One of the more interesting topics that we looked at over last week was to do with input uncertainty in simulations. Generally in simulation we have a set of inputs into our model, which often take the form of some probability distribution. For example when we are trying to simulate queues, the arrival of customers into the system would be one such input.

Often we don’t need to know exactly what distribution should have been used as an input, since what we actually care about are the performance measures of the system. Thinking back to the queuing example, we care about facts like the expected number of people in the system and the fraction of time that the servers are working (server utilisation). It turns out that as long as we match enough good properties of the distribution, we can get the correct performance measures!

This is more easily seen in an example such as the M/G/1 queue, which has been solved analytically (mathematically). The mean length of the M/G/1 queue is given by the Pollaczek–Khinchine formula below.

E(Y) = \frac{\lambda(\sigma^2+\tau^2)}{2(1-\lambda\tau)}

As you can see the distribution for the time taken to serve a customer doesn’t matter itself, only the mean and variance of it does!
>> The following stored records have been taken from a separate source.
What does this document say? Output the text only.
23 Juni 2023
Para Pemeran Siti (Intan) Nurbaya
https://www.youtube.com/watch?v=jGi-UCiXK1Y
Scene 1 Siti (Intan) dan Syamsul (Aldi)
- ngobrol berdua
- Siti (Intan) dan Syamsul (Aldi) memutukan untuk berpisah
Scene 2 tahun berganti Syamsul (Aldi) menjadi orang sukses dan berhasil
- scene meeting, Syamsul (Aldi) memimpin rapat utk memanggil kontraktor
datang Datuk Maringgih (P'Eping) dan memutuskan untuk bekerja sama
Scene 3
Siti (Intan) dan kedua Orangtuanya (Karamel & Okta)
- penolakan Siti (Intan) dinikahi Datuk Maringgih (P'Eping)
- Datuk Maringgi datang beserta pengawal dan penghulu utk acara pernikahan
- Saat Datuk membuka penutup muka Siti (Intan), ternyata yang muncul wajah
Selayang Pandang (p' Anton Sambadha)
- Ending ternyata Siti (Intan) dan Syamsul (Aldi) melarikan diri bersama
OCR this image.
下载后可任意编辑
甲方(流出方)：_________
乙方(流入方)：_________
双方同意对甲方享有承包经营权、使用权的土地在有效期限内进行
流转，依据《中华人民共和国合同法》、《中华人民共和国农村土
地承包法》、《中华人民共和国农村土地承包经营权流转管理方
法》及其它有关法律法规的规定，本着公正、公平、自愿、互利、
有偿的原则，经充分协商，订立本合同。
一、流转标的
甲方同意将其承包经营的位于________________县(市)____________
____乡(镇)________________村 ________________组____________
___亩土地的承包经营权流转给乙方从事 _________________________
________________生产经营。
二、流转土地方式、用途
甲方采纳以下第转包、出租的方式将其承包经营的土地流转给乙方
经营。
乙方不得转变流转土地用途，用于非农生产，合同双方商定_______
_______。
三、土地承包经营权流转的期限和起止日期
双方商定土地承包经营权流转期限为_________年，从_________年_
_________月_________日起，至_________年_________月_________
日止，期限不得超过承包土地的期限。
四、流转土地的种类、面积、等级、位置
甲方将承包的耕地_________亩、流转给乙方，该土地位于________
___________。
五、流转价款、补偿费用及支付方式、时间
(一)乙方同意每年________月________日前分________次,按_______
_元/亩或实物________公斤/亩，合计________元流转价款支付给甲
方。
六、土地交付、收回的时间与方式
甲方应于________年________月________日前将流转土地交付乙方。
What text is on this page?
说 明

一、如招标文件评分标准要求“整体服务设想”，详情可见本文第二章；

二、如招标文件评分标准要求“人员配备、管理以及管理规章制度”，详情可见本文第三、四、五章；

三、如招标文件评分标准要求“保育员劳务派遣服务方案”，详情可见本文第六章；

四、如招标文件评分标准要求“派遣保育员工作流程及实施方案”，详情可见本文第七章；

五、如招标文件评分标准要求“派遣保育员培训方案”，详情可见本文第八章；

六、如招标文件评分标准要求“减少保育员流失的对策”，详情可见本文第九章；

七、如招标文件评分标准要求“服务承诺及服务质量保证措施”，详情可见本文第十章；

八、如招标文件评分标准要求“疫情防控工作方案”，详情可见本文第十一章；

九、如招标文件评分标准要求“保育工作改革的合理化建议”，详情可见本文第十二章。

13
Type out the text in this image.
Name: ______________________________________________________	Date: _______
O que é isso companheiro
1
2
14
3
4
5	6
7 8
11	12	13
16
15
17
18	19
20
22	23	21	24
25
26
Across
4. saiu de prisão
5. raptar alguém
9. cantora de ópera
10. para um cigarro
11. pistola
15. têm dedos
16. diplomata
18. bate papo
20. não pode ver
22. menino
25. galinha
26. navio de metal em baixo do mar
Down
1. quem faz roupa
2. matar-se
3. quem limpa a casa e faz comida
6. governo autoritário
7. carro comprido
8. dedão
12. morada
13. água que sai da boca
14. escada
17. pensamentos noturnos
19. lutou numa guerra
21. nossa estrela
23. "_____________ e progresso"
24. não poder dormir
Luckily this is often the case. Note that we also have lambda which comes from the fact that arrivals into the system follow a Poisson distribution, which is important.

So how do we find the properties of a distribution if we can’t use that distribution itself?

One way to tackle this problem is to use the idea of matching central moments. Here we want to try and mimic key properties of the distribution, so we can simulate new input data from it.  The basic idea is to pick parameters for F(x;\theta) (the true distribution) that match the properties of the real world data X.

Mean: \mu_{X} = E[X]

Variance: \sigma^2_{X} = E[(X-\mu_{X})^2]

Skewness: \alpha_{3} = E[(X-\mu_{X})^3]/\sigma^3_{X}

Kurtosis: \alpha_{4} = E[(X-\mu_{X})^4]/\sigma^4_{X}

Suppose that we indeed do have the first four central moments of our distribution, (\mu_{X}\sigma^2_{X}, \alpha_{3}, \alpha_{4}) and they all exist. Then there is a fairly standard trick that lets us match the mean and variance easily,

X' = \mu + \sigma(\frac{X-\mu_{X}}{\sigma_{X}})

The formula gives us an X’ with mean \mu and variance \sigma^2, but the same skewness and kurtosis as X. As a result it is not the matching of the first two central moments that poses a problem, but the matching of the next two!